Marco Antezana /

Nuestra época está caracterizada por una de las mayores indignidades que el ser humano ha experimentado a lo largo de la historia: hoy no valer el ser, vale el tener.

La visión humanitaria ha quedado en el olvido, la participación solidaria de la sociedad ha sido destruida por un libertinaje económico sin justicia social, no se ha respetado el derecho del hombre al trabajo con remuneración equitativa, se ha interpretado equivocadamente la tenencia de la propiedad privada y se abusa de forma cotidiana de los límites de la democracia.

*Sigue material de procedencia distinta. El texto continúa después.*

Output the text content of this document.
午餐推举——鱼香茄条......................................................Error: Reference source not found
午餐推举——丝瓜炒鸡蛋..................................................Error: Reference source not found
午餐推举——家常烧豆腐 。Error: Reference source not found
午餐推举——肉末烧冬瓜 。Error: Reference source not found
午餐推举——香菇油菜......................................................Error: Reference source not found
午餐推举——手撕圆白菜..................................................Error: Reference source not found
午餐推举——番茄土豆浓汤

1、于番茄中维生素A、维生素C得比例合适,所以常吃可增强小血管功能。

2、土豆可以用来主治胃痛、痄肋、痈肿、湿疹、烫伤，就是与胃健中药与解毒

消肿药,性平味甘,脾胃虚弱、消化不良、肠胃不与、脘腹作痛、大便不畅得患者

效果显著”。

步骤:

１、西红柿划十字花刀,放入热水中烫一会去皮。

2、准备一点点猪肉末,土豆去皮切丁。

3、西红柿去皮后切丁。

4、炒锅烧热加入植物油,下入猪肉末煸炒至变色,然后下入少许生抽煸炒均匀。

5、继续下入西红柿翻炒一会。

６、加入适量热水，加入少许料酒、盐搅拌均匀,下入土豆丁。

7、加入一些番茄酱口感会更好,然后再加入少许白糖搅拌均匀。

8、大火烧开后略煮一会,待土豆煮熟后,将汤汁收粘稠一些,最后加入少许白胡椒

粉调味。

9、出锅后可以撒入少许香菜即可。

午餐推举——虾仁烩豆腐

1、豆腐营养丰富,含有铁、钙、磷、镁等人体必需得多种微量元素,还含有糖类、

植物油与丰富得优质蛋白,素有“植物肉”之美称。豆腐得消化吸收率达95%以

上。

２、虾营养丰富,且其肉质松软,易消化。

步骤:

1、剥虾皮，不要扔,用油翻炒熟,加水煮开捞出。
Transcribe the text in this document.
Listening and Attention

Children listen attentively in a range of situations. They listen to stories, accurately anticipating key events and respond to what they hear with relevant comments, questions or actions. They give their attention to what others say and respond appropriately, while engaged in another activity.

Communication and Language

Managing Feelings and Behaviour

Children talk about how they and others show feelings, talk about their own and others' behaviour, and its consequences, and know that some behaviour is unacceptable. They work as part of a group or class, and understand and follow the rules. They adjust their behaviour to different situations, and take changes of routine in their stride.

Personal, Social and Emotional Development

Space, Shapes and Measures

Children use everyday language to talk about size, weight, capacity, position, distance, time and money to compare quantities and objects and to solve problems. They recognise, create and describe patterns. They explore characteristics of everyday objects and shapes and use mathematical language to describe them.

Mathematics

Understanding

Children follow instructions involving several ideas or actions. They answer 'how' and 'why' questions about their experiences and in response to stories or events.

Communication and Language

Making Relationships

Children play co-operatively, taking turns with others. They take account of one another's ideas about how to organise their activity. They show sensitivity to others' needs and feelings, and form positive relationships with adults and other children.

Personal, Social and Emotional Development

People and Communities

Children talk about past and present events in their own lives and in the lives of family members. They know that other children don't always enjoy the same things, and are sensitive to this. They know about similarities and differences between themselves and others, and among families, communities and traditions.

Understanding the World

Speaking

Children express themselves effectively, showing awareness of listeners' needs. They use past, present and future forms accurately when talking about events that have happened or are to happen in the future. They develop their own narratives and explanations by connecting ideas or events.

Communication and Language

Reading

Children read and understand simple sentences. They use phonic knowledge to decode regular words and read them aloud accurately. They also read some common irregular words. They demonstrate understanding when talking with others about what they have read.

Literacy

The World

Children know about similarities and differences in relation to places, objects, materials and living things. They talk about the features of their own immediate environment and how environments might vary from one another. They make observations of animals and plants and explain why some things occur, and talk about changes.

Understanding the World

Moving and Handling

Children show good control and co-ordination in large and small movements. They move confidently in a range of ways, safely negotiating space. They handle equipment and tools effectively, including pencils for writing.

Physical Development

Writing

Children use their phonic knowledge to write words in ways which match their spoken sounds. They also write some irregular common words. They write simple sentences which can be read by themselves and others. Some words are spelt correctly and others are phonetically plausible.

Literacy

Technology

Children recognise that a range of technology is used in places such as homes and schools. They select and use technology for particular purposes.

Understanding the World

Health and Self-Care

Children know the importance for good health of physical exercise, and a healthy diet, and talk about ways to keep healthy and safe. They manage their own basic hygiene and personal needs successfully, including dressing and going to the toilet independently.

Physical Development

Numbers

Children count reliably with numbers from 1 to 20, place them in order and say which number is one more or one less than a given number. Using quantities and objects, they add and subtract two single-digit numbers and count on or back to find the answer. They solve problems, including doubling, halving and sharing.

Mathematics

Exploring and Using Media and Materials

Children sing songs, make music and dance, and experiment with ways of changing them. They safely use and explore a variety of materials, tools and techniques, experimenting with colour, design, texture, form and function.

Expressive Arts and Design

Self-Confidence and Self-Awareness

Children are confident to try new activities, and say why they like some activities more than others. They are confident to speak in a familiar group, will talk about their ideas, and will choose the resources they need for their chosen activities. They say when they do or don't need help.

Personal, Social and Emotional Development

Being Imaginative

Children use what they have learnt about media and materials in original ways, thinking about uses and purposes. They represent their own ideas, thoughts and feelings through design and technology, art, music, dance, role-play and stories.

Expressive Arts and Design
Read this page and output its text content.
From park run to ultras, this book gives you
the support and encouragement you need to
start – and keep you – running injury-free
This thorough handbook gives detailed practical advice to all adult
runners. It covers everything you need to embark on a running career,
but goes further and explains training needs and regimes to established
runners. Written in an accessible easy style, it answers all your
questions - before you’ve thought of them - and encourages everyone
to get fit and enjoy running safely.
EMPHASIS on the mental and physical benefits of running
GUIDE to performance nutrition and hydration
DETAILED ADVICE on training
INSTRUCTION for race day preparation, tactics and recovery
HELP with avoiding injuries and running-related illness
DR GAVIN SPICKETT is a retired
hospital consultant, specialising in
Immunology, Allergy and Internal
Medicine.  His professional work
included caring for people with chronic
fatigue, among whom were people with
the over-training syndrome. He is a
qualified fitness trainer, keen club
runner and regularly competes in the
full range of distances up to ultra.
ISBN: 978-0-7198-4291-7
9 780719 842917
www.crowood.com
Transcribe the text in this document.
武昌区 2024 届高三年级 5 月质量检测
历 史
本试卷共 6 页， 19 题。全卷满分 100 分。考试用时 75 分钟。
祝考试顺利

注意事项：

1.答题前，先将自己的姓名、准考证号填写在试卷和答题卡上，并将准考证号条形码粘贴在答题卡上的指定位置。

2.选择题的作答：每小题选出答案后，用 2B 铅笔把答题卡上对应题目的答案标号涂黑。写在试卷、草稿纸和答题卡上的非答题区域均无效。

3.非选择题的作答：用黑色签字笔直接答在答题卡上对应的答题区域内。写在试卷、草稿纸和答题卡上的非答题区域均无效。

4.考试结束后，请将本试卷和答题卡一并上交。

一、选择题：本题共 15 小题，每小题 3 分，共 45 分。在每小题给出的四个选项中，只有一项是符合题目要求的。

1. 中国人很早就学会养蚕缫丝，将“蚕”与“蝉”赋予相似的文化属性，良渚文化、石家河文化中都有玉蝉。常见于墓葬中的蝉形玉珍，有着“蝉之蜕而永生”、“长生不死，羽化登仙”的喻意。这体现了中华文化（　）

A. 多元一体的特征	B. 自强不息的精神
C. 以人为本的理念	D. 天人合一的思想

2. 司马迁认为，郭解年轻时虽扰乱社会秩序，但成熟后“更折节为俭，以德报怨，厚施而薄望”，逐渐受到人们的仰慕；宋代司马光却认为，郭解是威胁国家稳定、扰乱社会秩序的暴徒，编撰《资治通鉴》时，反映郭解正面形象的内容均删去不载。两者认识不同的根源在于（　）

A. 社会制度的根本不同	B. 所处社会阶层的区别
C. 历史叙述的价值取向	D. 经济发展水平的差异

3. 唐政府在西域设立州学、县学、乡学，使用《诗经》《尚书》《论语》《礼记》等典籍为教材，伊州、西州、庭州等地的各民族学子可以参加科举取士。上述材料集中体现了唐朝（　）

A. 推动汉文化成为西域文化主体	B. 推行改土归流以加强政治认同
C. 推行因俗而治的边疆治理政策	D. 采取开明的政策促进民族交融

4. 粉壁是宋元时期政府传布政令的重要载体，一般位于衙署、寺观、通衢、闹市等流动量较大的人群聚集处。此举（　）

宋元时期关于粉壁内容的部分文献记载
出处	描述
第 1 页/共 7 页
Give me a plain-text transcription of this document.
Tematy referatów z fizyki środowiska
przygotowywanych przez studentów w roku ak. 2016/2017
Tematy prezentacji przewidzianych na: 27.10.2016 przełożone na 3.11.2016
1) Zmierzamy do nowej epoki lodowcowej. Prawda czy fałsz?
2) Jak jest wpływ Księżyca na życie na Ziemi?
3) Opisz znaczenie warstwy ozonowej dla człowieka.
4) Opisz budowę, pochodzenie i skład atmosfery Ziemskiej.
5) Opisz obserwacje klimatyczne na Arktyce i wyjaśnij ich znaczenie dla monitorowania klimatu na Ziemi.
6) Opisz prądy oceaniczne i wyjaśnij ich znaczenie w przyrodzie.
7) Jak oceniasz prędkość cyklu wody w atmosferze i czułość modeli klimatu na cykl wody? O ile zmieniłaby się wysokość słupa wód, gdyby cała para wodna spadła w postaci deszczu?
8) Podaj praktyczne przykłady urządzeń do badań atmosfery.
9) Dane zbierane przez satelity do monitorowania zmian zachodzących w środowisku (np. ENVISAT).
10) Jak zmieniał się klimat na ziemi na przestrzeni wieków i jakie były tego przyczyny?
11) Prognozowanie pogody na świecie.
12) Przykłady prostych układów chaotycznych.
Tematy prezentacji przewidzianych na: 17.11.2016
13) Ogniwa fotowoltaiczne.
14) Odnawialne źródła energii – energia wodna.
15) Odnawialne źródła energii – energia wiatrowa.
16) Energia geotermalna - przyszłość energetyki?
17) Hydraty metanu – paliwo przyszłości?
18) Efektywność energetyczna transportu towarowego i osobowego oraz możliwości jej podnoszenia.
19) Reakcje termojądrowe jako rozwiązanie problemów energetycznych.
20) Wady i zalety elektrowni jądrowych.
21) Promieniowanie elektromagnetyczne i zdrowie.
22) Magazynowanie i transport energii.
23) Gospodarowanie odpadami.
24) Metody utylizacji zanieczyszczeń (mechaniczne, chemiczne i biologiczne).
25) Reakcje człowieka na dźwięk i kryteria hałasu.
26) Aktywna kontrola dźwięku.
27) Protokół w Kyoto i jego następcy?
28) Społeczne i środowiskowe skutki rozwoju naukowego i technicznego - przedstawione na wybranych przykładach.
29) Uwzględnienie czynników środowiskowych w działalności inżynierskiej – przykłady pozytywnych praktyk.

La ausencia de ética en la economía del libre mercado ha colocado al hombre dentro de una sociedad  irrespetuosamente global y consumista, en un Estado de ingobernabilidad en el cual quienes detentan el poder económico, lo hacen a costa de la extrema necesidad de millones de personas.

Soy un convencido que el desarrollo social –espantosamente descuidado en América Latina– debe mostrase en las oportunidades de acceso a condiciones dignas de convivencia, lo cual significa, mayor diversificación productiva, cambiar el régimen de propiedad de los modos de producción, menor insuficiencia tecnológica, incrementar el nivel competitivo de productos y de servicios, adecuada dirección del enfoque ambientalista y desarrollo de las economías comunitarias alternativas con presencia de decisión en los escenarios políticos. Pero, mientras  millones de jóvenes vivan y trabajen de la calle y en la calle, el destino de este continente no será otro que la miseria personal y colectiva.

Resulta deprimente constatar que casi el 50% de la población de Latinoamérica está comprendida entre los 18 y 30 años de edad, la etapa más productiva y dinámica de la vida no tiene posibilidades de prosperidad. La juventud como elemento nodal de progreso efectivo de la sociedad, está condenada a “vivir para sobrevivir”, en unas naciones donde no convergen las mínimas condiciones de estabilidad política ni las más elementales garantías democráticas directas para generar y desarrollar políticas laborales juveniles, que permitan pasar de la demagogia al fortalecimiento práctico de las revoluciones culturales con desarrollo social.

Desafortunadamente, la precariedad de las políticas generacionales se constituye en la mayor gestora del subempleo y el desempleo juveniles en las sobrepobladas urbes de un continente azotado por la opresión,  la represión y la depresión. Un continente –que a falta de horizontes de realización personal con empleo digno de por vida- fomenta ejércitos de migrantes, de bailarines, de cantores de poca monta y de futbolistas, con la única aspiración de salir de la miseria como sea.